Sunday, July 25, 2010

Kevin Lewis, the author of the Boston Globe "Uncommon Knowledge" derived from recent publications in the social science journals, touts yet another study of the effects of prayer. In this case it's asserting of "how prayer prevents drinking".

A recent study supports an interesting approach to curbing alcohol consumption: regular prayer. In surveys, people who reported praying more often also reported less alcohol consumption and fewer alcohol-related problems, and more prayer was associated with less consumption and fewer problems over the next several months. Of course, people who pray a lot may be less prone to drink anyway, so the researchers randomly assigned people to regular prayer or nonprayer tasks and then asked them to report their alcohol consumption after four weeks. Those who were assigned to pray drank significantly less than those who weren’t.

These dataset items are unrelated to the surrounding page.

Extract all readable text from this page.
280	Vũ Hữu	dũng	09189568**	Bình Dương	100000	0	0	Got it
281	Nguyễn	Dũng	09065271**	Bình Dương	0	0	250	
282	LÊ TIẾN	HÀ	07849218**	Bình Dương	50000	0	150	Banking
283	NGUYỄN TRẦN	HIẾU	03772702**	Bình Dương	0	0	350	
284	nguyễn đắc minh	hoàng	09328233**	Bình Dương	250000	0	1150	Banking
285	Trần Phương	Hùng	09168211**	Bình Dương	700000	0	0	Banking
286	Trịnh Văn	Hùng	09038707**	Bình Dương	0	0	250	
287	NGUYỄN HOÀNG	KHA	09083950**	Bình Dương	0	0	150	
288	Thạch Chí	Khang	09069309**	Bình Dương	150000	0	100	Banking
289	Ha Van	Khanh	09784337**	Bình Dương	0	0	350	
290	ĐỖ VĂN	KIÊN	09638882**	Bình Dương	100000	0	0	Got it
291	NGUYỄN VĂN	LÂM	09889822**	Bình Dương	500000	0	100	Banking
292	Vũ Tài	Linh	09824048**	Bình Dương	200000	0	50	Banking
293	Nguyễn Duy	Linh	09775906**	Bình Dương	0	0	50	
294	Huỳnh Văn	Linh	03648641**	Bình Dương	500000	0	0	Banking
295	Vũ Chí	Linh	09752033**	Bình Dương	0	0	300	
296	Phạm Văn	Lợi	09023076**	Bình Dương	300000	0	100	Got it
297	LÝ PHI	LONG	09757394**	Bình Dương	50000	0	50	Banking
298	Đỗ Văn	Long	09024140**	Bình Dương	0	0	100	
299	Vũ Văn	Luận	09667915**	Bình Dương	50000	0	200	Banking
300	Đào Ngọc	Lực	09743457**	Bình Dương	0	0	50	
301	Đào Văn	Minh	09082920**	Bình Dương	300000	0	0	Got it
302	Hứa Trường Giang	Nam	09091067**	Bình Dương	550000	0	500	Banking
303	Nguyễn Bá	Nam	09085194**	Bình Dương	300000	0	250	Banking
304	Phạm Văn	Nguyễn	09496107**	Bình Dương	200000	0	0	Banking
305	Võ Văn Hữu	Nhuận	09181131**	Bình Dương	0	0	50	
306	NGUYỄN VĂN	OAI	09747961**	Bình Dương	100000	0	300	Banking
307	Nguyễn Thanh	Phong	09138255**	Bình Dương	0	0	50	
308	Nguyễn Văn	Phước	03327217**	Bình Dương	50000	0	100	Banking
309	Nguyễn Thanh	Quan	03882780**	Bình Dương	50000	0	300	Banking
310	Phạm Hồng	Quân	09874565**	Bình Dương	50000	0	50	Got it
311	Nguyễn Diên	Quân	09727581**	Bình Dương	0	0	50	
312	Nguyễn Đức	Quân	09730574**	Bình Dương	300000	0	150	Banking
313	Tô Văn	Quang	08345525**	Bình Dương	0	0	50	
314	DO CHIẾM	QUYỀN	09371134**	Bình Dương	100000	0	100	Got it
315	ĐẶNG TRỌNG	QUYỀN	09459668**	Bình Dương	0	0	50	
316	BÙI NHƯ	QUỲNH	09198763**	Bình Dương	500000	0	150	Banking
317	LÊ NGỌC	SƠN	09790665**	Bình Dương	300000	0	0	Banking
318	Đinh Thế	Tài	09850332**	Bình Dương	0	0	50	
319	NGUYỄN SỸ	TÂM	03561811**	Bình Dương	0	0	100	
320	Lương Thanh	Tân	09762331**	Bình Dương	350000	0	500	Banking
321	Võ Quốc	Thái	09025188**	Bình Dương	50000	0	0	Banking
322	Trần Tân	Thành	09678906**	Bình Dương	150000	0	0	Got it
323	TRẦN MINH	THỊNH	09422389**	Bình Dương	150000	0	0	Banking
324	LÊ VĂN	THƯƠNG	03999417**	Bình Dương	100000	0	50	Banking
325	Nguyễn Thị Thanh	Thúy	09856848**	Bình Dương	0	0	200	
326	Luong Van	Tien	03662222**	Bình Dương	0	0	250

Now, I am religious, I suspect, but don't know, that thinking and meditating on ethics, morality, closely examining my conduct for its morality, as well as its rationality, are good and effective. I've got nothing at all against prayer, so long as it's not of the kind that Mark Twain cites in one of his better known short pieces. But prayer cannot be the subject of scientific study.

In the abstract of this study, published in Psychology of Addictive Behaviors it says:

Participants assigned to pray every day (either an undirected prayer or a prayer for a relationship partner) for 4 weeks drank about half as much alcohol at the conclusion of the study as control participants.

"Undirected prayer" starts out being too undefined and undefinable. As I pointed out here before, you cannot even control whether or not the activity you're calling "prayer" is the same action even twice in a row, not even in the same person. The same person very well might be doing different "things" depending on the impossible to define "state of mind" they are in from minute to minute. And "prayer", even as defined in the vast and changing ideas of various religions and religious people, is of wildly different formal definition. Is the rote mumbling of the 23rd Psalm the same kind of thing as the intense concentration of mindfulness meditation?

If you can't define a behavior in order to isolate that behavior, if you can't detect its actual presence except by self reporting*, if you can't reliably exclude it from your control group, what do your results mean? How can you know what they mean?